Fenice Srl, la società che fa capo al mondo aziendale di Chiara Ferragni, ci ha contattato dopo che MOW ha pubblicato il racconto di Marayah Osumanu - la donna trans di colore apparsa in The Ferragnez che sostiene di essere stata “usata per pubblicità” e poi licenziata - per farci pervenire una nota firmata da Image Building per conto proprio di Chiara Ferragni: "Smentiamo categoricamente l’intera ricostruzione e diffidiamo chiunque dal riprenderla strumentalmente". Non solo perché, secondo la nota, Ferragni fa sapere di aver già dato mandato ai propri legali per procedere nei confronti di Osumanu "per i reati di diffamazione e minacce e per i comportamenti illeciti palesemente posti in essere". Tradotto: la partita si sposta dal feed al tribunale.

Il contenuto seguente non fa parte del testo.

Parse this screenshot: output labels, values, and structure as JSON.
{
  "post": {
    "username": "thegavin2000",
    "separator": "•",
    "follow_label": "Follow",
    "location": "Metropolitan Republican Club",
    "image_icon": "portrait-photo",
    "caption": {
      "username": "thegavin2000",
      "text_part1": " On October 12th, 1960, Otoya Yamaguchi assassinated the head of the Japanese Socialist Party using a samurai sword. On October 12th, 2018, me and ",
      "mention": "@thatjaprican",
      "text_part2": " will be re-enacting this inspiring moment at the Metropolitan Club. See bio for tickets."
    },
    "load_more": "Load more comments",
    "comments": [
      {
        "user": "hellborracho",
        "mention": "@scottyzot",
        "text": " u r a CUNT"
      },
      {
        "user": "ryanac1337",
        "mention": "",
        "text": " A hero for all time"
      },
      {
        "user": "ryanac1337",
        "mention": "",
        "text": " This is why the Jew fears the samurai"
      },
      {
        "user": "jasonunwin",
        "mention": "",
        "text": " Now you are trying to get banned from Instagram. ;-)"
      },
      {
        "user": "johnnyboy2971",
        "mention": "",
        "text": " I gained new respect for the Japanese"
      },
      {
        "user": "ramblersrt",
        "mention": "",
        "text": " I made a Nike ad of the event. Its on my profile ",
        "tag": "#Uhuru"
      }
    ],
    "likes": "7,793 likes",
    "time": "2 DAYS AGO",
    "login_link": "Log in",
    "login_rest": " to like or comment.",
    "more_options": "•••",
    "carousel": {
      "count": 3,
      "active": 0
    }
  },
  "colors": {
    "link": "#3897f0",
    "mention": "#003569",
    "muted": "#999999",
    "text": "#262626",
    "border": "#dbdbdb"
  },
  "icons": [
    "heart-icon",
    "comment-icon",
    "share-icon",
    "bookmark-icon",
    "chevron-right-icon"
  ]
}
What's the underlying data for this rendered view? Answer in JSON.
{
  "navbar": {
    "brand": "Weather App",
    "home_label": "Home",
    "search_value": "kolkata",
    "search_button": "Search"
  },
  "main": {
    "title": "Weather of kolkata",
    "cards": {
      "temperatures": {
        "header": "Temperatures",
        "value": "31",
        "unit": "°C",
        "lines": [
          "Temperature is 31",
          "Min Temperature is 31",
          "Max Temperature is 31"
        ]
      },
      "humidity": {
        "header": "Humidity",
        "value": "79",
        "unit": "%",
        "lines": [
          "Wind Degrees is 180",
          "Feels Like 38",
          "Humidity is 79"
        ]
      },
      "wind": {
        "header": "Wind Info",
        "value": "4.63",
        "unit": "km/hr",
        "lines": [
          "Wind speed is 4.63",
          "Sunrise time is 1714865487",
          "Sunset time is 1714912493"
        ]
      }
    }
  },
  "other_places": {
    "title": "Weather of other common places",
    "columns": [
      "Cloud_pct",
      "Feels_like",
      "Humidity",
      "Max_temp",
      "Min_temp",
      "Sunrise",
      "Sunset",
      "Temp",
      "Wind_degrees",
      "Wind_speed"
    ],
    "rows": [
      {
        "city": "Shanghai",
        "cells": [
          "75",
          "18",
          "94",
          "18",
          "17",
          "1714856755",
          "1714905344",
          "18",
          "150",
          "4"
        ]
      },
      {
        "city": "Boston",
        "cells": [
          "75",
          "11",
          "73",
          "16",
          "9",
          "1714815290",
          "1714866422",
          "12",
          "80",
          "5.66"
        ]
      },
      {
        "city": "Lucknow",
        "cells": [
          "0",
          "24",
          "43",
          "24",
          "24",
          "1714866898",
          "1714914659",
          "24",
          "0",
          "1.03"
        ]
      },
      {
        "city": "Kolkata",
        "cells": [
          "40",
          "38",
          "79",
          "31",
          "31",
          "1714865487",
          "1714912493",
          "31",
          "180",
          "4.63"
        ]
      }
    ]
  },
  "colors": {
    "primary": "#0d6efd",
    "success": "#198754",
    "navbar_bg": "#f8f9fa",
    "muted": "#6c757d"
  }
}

Il racconto di Marayah - fra turni da receptionist trasformati in mansioni degradanti, clima ostile, messaggi ignorati e un licenziamento nel pieno della tempesta - ha riacceso i riflettori sul lato oscuro del personal branding? Ma la contro-versione è netta: per Ferragni e Fenice non c’è nulla di vero in quelle accuse. Resta un fatto: due narrazioni incompatibili. Da una parte la testimonianza di chi dice di essere stata prima vetrina e poi scarto; dall’altra una smentita senza sfumature e un’avanzata legale che promette carte bollate e, soprattutto, onere della prova. Nel mezzo, la solita domanda: dove finisce la storytelling economy e dove iniziano i diritti sul lavoro? Per ora, stop ai processi social perché a parlare, presto, potrebbero essere solo gli avvocati e giudici. Nel frattempo, noi di MOW continueremo a informarvi, a dare conto anche delle smentite (come quella di Ferragni) e a seguire gli sviluppi.